John non frigna: non l'ha fatto al tuo funerale, non lo sta facendo
nemmeno adesso. Non lo farà mai. Ma è umano e gli esseri umani, di
solito, quando non sopportano qualcosa, quando non riescono a
contenerla, la fanno sfogare sotto forma di lacrime.
Si
passa il dorso della mano sulla fronte, John. Ed esala un sospiro che
ti spezza in due, alimenta il bruciore e ti scava dentro fino a raggiungere
quella ferita aperta, cauterizzandola.
E
dopo ti ha catturato. È un'orbita instabile quella in cui ti fa
crollare. Un'orbita fatta ti braccia forti ma impacciate e rumore di
stoffa e i vostri piedi che slittano sul pavimento. Un'orbita che sa
di paura e dolore e odori ritrovati. Un'orbita umida di the e lacrime
e sangue. E quando i vostri respiri s'incontrano, anche di altro.
È
con una certa fatica che riuscite sincronizzare l'inclinazione delle
vostre teste – destra, sinistra, insomma da che parte? – e con
non poche difficoltà respiratorie che riuscite a baciarvi.
Sono
due frammenti che non hanno mai avuto modo d'incastrarsi. E non è il
momento giusto, ma c'è qualcosa che v'impedisce di pensare.

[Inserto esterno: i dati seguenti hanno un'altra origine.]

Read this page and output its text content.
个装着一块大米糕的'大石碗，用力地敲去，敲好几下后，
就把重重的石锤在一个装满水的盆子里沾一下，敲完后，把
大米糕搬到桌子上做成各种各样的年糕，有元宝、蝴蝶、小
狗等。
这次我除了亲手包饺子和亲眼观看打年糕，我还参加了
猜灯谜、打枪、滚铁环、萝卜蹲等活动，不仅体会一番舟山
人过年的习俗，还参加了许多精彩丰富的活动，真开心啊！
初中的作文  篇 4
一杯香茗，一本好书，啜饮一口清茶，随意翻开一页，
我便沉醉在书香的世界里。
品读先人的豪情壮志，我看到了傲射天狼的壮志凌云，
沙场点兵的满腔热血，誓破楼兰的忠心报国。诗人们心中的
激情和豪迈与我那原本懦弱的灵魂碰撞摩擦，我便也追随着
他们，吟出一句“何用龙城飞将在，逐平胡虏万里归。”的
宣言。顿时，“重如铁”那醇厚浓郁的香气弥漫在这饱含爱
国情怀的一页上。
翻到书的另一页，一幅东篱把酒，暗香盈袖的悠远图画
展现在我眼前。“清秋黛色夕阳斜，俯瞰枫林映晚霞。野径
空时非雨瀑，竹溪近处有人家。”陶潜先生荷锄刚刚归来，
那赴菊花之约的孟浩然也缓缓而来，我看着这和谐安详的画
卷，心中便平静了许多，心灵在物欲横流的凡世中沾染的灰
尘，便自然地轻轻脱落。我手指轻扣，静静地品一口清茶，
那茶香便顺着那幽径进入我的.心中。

C'è
qualcosa che non riuscirete a fermare. A volte capita. Una manovra
sbagliata, un calcolo errato, un'interferenza imprevista.
Questa
cosa giusta nel momento più sbagliato vi sta facendo annaspare sul
pavimento in un intrico di arti e vestiti e parole spezzate. Tra la
tua esperienza paragonabile a quella di un seminarista e la ritrosia
così borghese di John, riuscite a ristabilire una specie di
equilibrio tra le parti e a risollevarvi – letteralmente e
metaforicamente – da quella situazione.
Poi in qualche modo
arrivate alla stanza di John ed ecco che ha modo di riemergere una vaga eco della
vostra coscienza. Potete riprendere fiato e fermarvi un momento a
contemplare cosa sta succedendo. Asciugarvi a vicenda gli umori che
vi imbrattano il volto, chiedendovi vagamente se e quanto
trattenervi. John sfiora con delicatezza disumana il naso che ti ha rotto con quella stessa mano. E tu chiudi gli occhi, deglutendo l'emozione di
quell'assoluzione totale, di quell'atto di fiducia incondizionata.
Potreste
frenarvi adesso e sapreste entrambi che sarebbe la fine – completa
e definitiva – di un embrione mai nato e la rinascita – incerta e
pericolosa – di qualcosa che è morto da tre anni. La prospettiva
di quella soluzione ti sta uccidendo e francamente preferiresti
morire in un altro modo.
Dopo
tutto, c'è ancora un'ultima ipotesi sulle conseguenze che può
portare l'incontro tra le vostre orbite.
Quanto
sei disposto ad annullarti, è tutto da vedere. Ma d'altra parte la
natura delle stelle è ancora largamente sconosciuta e il loro
comportamento difficilmente prevedibile. Un dato di fatto che non
toglie niente a quello che sta succedendo tra di voi.
Nuovi
frammenti si disperdono ad ogni vostro movimento. Cerchi un nesso tra
di loro e ti accorgi che questi stanno lentamente scivolando senza
soluzione di continuità tra te e John. Vi danzano sulla pelle e tra
le vostre lingue e nell'aria ferma rotta dai vostri respiri
soffocati. E lo senti già. Devi imparare a pensare in maniera
diversa, ma lo senti già. Sarà così difficile e
incomprensibilmente bello.
Sherlock
Holmes non è più mutilo del cuore. Non lo sarà mai più.